The popular dance/movement troupe BodyVox, which tours the country, has opened its new dance center in Northwest Portland. Another contemporary troupe, Polaris, has its own new digs. The Portland Ballet, a well-regarded training company, is once again readying its charming holiday production of La Boutique Fantasque — this time with live accompaniment from the Portland State University Symphony performing Rossini’s playful score. Ghe downtown dance center Conduit, despite its own bump in the road, continues to serve the contemporary scene well. Veterans such as Mary Oslund, Josie Moseley, Gregg Bielemeier and Linda Austin are creating vital new work. Movement-inspired theater companies like Do Jump and Imago (which reopens its innovative teeter-totter version of Jean-Paul Sartre’s No Exit on Friday, with a terrific-looking cast) cross disciplines audaciously. Mike Barber’s Ten Tiny Dances pop up all over town. The aerialists of Pendulum Dance Theatre keep on floating new ideas. Newcomers like POV Dance, which specializes in site-specific work, are turning out some dizzying stuff — in the case of POV’s August piece at the Conduit benefit, literally: The performers were poking over and out from the four-story open stairwell at the Pythian Building as the audience gazed over guardrails, stomachs flipping.

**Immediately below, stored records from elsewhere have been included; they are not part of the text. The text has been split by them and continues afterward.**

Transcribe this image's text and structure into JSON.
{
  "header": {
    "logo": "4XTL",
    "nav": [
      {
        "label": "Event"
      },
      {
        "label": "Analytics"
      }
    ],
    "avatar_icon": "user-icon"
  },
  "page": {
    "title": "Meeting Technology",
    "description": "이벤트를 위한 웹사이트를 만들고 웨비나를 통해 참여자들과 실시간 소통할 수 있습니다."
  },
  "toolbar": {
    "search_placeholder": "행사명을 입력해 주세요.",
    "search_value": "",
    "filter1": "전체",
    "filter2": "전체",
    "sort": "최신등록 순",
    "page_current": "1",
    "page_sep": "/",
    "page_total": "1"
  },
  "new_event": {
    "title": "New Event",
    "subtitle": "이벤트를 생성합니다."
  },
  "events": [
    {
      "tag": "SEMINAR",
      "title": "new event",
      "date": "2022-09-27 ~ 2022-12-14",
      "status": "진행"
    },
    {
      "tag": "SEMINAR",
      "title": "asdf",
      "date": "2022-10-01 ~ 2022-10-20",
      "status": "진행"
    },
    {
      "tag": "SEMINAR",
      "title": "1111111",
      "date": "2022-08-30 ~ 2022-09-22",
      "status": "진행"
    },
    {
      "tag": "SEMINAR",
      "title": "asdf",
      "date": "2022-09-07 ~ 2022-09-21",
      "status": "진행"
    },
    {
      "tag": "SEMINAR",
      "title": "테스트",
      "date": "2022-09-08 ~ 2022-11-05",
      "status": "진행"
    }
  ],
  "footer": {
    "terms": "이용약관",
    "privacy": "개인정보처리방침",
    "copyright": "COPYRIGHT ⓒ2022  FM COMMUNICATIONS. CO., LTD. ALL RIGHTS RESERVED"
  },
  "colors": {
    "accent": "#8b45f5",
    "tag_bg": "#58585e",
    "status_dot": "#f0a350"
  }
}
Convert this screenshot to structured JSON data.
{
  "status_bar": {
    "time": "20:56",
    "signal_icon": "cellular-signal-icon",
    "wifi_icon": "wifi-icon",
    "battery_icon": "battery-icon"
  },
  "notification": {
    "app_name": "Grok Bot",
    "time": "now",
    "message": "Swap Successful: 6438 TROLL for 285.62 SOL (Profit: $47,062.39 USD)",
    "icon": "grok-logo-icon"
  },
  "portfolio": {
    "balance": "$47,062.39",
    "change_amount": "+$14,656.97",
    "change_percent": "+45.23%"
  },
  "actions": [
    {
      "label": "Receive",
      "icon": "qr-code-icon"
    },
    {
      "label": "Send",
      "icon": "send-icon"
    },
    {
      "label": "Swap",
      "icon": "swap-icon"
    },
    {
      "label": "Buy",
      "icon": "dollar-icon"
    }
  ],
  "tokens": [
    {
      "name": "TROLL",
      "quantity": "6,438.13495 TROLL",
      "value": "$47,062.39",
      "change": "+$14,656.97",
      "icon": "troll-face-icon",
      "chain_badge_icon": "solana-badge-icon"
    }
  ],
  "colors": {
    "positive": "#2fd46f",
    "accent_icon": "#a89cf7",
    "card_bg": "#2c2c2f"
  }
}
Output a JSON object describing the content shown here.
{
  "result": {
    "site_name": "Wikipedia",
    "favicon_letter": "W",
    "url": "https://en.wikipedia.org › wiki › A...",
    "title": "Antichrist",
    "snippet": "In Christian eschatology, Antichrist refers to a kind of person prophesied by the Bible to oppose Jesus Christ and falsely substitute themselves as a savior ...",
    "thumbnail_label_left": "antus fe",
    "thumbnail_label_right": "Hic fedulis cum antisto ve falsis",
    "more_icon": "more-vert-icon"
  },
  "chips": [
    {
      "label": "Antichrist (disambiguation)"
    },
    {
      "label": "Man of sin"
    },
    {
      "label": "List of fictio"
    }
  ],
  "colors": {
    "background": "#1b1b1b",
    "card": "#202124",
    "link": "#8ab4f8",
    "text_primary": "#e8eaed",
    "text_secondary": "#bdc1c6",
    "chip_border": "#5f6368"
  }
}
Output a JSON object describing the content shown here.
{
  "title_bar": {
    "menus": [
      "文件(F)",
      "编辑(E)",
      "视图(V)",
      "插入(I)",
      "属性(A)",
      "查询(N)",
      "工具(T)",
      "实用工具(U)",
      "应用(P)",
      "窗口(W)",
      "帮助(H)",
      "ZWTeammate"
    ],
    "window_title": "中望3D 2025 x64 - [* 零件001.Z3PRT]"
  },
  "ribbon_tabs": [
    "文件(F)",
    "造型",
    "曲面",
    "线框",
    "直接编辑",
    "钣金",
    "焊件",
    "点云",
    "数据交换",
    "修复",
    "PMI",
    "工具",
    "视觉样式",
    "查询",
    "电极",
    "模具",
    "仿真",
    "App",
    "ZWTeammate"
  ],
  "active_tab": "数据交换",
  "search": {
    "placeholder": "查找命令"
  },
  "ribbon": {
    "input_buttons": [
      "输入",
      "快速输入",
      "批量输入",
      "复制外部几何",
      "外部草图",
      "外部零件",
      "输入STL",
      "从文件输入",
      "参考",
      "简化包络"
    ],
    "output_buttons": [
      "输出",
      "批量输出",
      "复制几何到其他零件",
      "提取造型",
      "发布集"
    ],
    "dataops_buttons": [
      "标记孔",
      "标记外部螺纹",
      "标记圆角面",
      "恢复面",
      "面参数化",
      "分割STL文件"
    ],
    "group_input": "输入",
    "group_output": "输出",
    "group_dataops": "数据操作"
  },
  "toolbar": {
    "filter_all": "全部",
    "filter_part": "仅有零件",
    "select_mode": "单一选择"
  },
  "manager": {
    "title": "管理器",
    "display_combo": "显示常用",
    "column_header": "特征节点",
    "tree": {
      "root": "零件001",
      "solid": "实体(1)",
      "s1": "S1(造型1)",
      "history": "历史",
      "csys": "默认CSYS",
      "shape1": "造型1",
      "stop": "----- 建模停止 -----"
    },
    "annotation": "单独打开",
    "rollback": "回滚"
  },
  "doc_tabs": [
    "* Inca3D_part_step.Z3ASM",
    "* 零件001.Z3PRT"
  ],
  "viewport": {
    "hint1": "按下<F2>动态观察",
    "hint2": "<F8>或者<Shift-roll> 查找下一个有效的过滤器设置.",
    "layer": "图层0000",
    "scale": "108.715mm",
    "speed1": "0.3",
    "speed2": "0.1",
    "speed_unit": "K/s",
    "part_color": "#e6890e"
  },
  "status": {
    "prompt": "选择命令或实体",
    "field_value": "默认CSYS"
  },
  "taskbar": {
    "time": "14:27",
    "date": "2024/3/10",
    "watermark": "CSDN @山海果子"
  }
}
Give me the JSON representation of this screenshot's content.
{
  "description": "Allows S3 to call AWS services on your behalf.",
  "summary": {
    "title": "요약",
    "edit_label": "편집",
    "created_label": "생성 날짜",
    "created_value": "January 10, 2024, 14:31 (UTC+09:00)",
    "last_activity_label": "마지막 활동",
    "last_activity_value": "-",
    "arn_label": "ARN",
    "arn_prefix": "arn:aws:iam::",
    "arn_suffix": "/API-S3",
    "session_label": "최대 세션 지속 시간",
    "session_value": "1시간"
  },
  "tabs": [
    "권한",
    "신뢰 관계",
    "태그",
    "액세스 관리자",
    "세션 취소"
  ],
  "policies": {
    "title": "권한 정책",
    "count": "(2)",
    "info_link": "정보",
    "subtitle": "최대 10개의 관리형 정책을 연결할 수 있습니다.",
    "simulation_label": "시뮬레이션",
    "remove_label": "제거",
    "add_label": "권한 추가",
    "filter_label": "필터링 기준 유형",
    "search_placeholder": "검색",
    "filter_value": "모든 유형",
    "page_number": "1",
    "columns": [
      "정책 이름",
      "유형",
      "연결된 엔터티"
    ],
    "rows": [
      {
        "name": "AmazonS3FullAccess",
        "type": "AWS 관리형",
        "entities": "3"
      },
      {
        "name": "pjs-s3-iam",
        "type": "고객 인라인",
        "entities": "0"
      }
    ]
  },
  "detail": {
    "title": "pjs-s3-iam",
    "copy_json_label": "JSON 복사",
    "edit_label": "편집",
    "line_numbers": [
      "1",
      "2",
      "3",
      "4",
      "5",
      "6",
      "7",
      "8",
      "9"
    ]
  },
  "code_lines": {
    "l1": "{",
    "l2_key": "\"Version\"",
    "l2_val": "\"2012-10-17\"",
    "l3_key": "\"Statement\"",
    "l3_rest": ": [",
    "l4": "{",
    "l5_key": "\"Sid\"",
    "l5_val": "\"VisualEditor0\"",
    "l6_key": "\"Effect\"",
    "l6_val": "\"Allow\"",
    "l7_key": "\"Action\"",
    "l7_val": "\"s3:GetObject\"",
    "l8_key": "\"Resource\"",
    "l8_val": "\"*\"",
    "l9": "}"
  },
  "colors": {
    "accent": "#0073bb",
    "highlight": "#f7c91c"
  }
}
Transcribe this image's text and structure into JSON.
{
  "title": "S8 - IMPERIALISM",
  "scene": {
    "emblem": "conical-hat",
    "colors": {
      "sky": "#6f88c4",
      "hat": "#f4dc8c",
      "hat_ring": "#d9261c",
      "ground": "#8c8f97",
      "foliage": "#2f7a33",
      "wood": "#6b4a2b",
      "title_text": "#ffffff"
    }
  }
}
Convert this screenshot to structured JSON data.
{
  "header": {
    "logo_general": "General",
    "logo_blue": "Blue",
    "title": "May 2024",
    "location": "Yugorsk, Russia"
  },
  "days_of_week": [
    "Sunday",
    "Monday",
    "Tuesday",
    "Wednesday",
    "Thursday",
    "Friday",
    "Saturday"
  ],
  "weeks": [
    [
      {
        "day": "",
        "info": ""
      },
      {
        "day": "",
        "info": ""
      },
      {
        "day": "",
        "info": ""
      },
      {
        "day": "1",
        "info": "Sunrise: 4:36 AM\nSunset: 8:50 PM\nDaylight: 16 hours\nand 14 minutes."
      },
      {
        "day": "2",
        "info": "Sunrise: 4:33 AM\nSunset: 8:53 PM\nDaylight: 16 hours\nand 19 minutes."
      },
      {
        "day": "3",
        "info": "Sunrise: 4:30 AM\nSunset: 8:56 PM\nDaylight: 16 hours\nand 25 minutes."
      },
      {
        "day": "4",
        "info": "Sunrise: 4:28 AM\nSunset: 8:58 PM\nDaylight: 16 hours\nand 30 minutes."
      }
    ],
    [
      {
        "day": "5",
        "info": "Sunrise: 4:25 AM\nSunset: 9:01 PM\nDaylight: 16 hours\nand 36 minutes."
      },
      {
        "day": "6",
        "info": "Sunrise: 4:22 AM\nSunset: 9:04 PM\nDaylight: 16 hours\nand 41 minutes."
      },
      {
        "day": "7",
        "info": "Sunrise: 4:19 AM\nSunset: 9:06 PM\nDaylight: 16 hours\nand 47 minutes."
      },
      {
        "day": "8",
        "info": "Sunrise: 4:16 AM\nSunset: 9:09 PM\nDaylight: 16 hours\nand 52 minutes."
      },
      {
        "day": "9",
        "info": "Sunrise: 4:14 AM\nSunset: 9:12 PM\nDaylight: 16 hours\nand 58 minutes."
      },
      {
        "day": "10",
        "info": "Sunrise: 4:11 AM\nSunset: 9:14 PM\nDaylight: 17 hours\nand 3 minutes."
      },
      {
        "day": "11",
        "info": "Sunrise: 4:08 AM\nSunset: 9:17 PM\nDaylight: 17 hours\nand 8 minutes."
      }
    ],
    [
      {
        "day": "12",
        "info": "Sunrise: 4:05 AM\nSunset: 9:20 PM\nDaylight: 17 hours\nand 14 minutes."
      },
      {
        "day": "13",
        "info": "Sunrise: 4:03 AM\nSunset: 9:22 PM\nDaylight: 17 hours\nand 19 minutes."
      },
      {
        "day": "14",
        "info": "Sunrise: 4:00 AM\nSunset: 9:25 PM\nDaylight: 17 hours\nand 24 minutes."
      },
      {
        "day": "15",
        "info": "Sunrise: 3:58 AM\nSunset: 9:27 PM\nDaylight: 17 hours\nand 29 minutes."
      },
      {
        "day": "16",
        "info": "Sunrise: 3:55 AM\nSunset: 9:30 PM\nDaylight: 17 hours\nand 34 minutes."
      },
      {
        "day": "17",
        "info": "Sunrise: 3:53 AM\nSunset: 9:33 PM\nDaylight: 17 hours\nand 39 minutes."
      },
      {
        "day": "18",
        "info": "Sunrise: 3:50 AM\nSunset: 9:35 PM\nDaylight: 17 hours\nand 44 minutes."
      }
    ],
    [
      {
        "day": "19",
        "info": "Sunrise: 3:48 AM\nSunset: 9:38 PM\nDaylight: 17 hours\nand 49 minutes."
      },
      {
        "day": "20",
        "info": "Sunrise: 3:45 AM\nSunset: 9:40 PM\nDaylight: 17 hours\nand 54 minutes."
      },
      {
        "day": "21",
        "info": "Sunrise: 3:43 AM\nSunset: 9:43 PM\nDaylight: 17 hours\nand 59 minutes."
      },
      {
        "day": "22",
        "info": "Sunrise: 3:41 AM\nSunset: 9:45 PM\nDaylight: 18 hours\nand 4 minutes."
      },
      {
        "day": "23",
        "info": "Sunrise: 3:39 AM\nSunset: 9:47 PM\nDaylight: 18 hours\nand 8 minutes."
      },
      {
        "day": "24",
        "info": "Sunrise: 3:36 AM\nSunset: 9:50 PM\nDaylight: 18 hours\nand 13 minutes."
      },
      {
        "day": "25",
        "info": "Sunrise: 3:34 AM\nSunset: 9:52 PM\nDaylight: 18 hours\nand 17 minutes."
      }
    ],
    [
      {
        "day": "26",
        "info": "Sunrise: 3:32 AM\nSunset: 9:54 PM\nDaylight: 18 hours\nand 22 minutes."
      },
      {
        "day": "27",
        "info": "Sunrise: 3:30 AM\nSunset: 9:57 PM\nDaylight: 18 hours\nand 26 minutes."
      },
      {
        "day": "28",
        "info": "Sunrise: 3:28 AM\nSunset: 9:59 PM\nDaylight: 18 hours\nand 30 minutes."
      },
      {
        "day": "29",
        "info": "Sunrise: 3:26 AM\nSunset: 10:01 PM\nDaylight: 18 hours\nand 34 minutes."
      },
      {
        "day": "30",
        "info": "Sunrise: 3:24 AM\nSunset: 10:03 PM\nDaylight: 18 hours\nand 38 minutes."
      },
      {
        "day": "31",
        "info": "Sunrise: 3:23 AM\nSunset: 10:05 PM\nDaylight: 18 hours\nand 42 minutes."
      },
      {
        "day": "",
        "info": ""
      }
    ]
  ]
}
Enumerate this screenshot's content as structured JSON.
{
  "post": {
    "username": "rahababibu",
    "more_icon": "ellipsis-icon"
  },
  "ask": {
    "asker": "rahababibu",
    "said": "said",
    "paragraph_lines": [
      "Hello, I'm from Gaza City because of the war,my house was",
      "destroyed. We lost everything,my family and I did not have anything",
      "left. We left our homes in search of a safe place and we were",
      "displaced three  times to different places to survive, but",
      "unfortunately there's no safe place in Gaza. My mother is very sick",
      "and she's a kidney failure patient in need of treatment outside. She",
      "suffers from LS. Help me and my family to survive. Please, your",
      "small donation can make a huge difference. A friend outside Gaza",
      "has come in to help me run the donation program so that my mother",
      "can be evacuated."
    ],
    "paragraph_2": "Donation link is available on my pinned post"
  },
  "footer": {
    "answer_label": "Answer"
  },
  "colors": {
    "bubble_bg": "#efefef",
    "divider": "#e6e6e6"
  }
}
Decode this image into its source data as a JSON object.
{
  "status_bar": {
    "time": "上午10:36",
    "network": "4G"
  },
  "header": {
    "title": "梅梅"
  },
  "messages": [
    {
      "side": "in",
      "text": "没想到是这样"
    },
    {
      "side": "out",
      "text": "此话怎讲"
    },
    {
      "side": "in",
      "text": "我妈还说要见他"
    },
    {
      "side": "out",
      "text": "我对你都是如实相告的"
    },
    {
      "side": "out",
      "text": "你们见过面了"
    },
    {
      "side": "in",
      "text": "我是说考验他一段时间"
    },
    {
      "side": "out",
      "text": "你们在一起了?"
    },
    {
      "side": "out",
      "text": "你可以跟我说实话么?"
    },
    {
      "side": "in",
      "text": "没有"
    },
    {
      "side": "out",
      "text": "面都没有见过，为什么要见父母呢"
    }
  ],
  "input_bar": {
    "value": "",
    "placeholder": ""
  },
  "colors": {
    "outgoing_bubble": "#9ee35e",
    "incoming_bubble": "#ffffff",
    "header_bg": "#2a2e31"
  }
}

What we have here, folks, is a scene.
And there’s more. Like, for a pretty big instance, Northwest Dance Project, the brainchild of choreographer and teacher Sarah Slipper, which got its start in 2004. Slipper, a Canadian who did her training there and in London and danced with the Royal Winnipeg Ballet, came to Portland as ballet mistress for OBT back in the James Canfield days. Although deeply rooted in classical ballet, her temperament, like Canfield’s, is more contemporary.
Northwest Dance Project began as a summer training program for young and mostly professional dancers, ages 16-25, who came to town from across the country to work with leading national choreographers for a few weeks and then put on an end-of-workshop public performance.
That still happens. Dancemakers such as Canfield (now at Nevada Dance Theatre in Las Vegas), Nashville Ballet’s Paul Vasterling, Bebe Miller, Susan Gaudreau of BJM Dance Montreal, Lucas Crandall of Hubbard Street Dance Chicago, and Washington Ballet’s Septime Webre have offered classes.
But things have expanded. Now the Project has an eight-member resident company that does some touring: It’s doing a residency next month at the Flying E Ranch, a 20,000-acre working dude ranch in Arizona’s Sonoran desert that also hosts arts groups, and follows that with a performance in Tucson. And it’ll perform Friday and Saturday nights at the Newmark Theatre in downtown Portland.
This summer the Project moved into its own new studio space in a handsome old ballroom just off North Mississippi Avenue at 833 North Shaver Street, right across from the popular Equinox Restaurant and Bar and barely a skip from the hot spots Gravy and Cup & Saucer Cafe. This part of town is hopping, and a lot of people peek in from the sidewalk to watch the dancers jump. The studio’s bathed with natural light from its big windows, and out back, behind the studio mirrors, the view opens to a sweet little pocket park. It’s a good place to call home.